Wenn ich als Unternehmenskunde erstmal meine eigenen Mitarbeiter frage, ob sie eine bKV haben möchten, sagen 99,9 Prozent erst einmal: Nein, ich brauche nicht noch eine Versicherung.
Das Produkt versteht draußen im Grunde noch kein Mensch. Die Problemlösungen, die die bkV bietet, können die Menschen kaum in einen Zusammenhang mit sich und möglichen Herausforderungen bringen.
Trotzdem ist es eines der am schnellsten wachsenden Benefits, und ich bin überzeugt: In fünf Jahren wird es das flächendeckendste sein. Ich glaube nicht einmal mehr, dass es in die Kategorie Benefit passt, es wird ein gesellschaftlich notwendiges Werkzeug, das ein Unternehmen braucht, um seine Mitarbeiter zu versorgen, weil die gesetzlichen Leistungen ausgehöhlt werden.

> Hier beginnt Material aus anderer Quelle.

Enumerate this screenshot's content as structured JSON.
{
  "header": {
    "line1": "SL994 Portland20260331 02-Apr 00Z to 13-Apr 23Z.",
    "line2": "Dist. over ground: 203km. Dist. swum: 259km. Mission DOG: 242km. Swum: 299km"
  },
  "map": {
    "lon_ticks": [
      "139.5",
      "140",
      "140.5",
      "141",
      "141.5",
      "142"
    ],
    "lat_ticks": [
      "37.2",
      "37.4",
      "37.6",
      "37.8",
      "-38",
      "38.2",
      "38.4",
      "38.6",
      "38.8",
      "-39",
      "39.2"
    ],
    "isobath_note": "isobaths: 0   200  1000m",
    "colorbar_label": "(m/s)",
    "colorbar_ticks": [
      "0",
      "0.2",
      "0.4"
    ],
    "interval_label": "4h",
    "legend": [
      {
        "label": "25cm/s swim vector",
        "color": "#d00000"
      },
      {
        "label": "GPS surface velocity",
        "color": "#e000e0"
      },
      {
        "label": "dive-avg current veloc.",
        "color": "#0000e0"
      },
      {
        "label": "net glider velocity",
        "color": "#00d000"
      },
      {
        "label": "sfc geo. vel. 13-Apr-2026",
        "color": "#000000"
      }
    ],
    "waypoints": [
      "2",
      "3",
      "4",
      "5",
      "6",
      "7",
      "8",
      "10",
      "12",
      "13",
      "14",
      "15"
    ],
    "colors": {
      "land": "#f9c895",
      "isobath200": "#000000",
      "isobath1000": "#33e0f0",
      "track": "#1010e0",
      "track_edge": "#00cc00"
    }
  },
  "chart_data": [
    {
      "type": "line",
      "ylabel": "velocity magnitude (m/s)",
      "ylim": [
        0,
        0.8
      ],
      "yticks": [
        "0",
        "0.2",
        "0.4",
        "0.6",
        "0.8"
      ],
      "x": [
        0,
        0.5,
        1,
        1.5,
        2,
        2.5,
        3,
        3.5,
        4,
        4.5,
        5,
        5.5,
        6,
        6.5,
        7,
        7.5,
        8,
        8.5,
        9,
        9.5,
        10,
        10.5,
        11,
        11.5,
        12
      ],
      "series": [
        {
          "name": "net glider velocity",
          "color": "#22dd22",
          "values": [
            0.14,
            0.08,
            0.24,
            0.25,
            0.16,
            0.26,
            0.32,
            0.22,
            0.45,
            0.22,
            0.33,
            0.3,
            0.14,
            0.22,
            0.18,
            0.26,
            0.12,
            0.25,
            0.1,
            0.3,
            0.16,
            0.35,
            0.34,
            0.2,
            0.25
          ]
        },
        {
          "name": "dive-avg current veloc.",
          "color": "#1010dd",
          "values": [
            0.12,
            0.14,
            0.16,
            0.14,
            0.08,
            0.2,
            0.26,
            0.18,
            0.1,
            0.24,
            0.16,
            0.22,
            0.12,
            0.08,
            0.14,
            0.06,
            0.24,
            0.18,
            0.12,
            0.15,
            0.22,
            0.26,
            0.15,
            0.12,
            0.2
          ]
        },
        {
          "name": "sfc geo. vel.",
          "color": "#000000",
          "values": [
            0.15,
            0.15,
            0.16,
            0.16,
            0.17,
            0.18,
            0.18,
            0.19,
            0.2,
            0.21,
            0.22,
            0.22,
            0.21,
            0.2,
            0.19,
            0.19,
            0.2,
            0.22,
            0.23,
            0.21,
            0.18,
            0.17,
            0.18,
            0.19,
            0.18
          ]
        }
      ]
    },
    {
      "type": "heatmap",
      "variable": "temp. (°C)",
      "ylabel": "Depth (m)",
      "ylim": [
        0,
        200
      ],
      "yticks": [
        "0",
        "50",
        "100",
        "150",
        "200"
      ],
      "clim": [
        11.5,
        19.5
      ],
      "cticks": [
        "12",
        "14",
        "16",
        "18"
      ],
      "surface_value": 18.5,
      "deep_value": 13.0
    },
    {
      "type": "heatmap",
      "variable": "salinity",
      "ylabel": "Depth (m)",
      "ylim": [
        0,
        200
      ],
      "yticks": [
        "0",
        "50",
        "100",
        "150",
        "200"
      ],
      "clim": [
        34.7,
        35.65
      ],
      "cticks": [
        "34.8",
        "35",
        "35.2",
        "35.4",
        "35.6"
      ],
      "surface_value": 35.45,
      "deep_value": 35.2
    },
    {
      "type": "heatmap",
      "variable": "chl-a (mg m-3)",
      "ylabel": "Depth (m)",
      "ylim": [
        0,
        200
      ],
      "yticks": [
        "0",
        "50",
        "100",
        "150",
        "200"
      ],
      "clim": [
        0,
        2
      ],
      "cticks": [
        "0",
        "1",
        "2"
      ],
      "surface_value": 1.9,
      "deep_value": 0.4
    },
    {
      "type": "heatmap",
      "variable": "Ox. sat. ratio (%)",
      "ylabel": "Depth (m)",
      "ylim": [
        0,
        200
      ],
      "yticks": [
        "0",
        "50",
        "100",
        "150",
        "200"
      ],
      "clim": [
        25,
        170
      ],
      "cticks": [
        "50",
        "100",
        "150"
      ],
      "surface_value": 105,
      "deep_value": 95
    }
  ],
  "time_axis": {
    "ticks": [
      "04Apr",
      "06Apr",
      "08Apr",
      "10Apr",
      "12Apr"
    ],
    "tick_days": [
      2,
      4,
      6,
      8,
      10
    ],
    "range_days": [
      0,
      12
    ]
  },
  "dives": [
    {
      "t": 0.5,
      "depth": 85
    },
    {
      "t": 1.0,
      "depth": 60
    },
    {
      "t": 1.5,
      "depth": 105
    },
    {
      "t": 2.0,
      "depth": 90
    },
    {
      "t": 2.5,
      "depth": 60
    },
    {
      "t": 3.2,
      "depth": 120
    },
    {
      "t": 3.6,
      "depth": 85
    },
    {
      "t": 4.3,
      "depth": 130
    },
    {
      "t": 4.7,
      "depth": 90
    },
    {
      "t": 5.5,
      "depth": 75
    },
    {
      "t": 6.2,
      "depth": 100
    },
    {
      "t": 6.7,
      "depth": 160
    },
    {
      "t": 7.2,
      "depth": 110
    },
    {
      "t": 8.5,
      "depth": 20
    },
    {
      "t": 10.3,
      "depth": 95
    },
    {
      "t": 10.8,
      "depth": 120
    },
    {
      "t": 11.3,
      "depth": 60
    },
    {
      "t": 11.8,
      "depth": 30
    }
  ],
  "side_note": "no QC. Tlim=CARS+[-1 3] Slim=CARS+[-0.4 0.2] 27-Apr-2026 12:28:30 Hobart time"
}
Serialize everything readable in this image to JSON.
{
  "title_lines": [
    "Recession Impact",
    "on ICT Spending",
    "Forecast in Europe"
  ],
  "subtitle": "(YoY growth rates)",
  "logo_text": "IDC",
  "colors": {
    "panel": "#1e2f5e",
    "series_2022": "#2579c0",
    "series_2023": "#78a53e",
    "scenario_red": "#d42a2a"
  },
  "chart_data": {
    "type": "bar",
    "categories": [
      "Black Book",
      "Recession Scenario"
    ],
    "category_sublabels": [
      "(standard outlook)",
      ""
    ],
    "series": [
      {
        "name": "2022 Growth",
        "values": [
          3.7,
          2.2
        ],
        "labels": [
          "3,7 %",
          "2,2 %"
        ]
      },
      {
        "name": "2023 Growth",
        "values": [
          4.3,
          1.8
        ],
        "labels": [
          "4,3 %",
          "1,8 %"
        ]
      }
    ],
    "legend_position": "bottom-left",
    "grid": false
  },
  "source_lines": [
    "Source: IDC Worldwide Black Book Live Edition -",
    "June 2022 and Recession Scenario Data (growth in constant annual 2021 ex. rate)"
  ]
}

Schauen wir uns die gesetzlichen Systeme an: Sie struggeln, weil zu wenig Geld eingenommen und zu viel ausgegeben wird. Die einzige Lösung ist, Arbeitgeber so zu entlasten, dass sie Zusatzkranken- und Zusatzrentenversicherung implementieren können, und Arbeit dadurch einen Mehrwert bekommt. Dann haben wir kein Zweiklassensystem mehr, sondern drei Gruppen: gesetzlich Versicherte, gesetzlich Zusatzversicherte über die Arbeitgeber und privat Versicherte. Das wird sicher kommen, ein Riesenhebel für die bKV. Solange der politische Druck aber nicht steigt, wartet die bKV noch auf ihren Durchbruch.
Unser Ziel ist klar: der größte bKV-Vertrieb in Deutschland zu werden, sowohl nach Personen als auch nach Einheiten, und das Thema bKV maximal zu besetzen. Genau das steht auf unserer Fünf-Jahres-Roadmap.